1887
Volume 7 Number 1
  • E-ISSN: 1365-2117

Abstract

Abstract

One of several interconnected depocentres lying offshore eastern Canada, the Sable sub‐basin preserves a thick sequence of Mesozoic‐Cenozoic clastic sediments, significant gas accumulations and an extensive development of abnormal pressures. In order to understand the basin's hydrocarbon generation, migration and accumulation history it is necessary to quantify the interplay between its burial, thermal, and maturation history, and to determine the influence on these of the basin's excess pressure history. Simple, one‐dimensional reconstructions of maturity and pore pressure histories are derived for exploration well and pseudo‐well locations on a seismic line running from the basin's structural high to its depocentre. Calibrated, where possible, by reference to measured maturity, temperature and pressures, these models provide a basic dynamic framework within which it is possible to consider the generation history of the basin's source rocks. Late Jurassic to Early Cretaceous sediments underwent an initial rapid, rift‐related subsidence. The thermal/maturation models suggest that source rocks lying within these intervals quickly matured and began generating gas and condensates. Similarly, this rapid burial was translated, through sediment compaction disequilibrium processes, into an early expression of abnormal pressures.

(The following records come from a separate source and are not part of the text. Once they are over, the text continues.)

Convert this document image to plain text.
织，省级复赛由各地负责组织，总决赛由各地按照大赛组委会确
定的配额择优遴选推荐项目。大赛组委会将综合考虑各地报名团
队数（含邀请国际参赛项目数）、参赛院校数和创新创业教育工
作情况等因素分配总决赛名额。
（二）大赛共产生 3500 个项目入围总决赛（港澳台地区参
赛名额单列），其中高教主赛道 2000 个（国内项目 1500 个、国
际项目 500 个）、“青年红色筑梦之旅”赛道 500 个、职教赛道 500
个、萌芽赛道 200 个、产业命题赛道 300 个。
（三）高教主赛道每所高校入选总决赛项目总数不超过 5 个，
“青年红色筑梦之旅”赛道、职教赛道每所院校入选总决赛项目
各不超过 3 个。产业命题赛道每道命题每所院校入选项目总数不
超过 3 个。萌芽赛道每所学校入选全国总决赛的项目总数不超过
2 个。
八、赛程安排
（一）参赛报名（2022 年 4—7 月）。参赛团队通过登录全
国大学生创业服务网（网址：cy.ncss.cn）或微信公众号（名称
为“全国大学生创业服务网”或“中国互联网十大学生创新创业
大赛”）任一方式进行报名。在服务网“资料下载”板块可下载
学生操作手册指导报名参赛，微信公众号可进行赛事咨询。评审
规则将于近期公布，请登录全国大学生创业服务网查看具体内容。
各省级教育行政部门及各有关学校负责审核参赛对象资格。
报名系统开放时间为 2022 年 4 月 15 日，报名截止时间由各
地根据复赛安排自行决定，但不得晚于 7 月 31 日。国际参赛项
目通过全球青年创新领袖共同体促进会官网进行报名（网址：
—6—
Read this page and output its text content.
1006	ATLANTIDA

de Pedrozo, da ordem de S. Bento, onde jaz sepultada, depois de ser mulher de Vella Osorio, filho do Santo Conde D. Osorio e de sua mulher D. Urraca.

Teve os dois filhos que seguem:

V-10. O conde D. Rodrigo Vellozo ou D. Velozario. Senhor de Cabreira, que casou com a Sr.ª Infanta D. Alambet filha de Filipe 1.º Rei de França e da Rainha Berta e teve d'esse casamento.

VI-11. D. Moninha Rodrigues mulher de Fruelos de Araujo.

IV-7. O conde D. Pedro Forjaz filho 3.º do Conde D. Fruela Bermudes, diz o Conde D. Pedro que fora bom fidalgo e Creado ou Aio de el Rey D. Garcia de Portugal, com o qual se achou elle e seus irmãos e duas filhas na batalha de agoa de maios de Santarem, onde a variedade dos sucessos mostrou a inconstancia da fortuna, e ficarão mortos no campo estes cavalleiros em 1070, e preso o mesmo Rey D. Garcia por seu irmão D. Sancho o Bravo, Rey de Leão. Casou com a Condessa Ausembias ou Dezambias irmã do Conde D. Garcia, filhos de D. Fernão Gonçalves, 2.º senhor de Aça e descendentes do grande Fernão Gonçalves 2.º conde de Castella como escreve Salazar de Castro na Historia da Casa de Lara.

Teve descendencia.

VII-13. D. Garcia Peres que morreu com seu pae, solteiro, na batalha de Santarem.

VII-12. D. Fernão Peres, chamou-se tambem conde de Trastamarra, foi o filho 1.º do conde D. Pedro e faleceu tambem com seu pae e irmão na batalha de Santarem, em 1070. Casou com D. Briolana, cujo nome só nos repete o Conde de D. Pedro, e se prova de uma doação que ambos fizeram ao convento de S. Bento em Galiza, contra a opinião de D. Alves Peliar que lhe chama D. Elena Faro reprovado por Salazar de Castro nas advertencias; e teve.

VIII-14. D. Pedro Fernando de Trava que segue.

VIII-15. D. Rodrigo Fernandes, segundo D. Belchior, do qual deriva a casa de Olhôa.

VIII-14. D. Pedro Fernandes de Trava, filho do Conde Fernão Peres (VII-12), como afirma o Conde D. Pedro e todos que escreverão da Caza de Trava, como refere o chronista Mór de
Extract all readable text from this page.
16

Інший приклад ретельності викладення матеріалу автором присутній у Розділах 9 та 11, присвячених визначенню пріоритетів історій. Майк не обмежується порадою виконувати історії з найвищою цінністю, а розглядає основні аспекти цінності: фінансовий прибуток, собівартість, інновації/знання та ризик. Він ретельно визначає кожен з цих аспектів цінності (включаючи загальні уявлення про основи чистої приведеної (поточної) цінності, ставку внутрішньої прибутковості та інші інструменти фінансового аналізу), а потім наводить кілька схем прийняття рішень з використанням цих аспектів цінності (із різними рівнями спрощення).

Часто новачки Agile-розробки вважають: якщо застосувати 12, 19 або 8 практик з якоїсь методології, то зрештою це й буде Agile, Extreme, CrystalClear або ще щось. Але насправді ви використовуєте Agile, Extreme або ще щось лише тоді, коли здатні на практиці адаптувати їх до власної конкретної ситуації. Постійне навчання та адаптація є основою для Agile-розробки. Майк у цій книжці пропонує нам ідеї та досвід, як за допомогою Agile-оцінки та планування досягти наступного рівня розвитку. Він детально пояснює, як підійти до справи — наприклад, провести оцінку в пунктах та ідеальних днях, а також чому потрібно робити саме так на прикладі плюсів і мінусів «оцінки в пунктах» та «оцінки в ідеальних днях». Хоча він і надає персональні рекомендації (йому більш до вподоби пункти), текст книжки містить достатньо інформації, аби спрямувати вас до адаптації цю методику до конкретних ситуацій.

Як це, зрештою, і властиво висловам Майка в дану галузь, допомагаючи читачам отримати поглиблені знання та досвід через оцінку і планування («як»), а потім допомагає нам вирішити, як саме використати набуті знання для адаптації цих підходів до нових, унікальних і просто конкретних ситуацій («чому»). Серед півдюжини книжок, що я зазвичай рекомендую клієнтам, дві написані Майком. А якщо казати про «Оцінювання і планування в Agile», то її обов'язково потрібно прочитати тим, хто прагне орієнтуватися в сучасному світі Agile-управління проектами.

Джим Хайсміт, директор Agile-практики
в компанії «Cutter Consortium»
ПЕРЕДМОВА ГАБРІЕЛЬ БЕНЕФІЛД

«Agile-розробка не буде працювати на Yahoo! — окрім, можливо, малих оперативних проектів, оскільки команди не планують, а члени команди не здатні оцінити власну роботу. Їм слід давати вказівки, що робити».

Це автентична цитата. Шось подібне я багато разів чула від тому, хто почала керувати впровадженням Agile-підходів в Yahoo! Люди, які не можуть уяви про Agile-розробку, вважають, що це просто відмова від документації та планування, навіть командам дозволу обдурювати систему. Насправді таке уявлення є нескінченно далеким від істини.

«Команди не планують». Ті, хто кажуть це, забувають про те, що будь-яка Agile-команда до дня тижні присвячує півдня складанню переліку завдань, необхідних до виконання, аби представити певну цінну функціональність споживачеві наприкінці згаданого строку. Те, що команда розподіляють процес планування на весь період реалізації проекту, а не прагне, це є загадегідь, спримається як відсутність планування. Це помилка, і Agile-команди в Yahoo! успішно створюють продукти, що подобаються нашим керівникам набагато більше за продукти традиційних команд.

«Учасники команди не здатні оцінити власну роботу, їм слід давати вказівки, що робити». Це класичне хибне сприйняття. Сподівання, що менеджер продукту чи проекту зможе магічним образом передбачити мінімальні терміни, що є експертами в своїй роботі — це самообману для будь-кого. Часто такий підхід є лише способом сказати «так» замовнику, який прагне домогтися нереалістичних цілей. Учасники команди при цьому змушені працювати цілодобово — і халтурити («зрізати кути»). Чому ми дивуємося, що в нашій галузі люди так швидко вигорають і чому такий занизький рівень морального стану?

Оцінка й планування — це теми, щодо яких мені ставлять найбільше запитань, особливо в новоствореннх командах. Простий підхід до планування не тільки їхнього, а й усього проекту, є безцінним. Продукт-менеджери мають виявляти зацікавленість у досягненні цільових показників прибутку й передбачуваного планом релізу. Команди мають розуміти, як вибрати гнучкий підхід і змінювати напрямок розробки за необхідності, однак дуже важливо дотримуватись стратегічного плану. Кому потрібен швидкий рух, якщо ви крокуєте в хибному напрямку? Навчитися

The pore pressure/time reconstructions in the modelling assume that sediment compaction disequilibrium and gas generation are the principal causal mechanisms. Matching pore pressure reconstructions with present‐day pressure‐depth profiles is particularly sensitive to assumed seal permeability profiles. Although the seal permeabilities used as model input are based on actual measured permeabilities at the present day, this does not mean that the permeability‐time curves derived through the model's decompaction assumptions accurately reflect seal permeability evolution.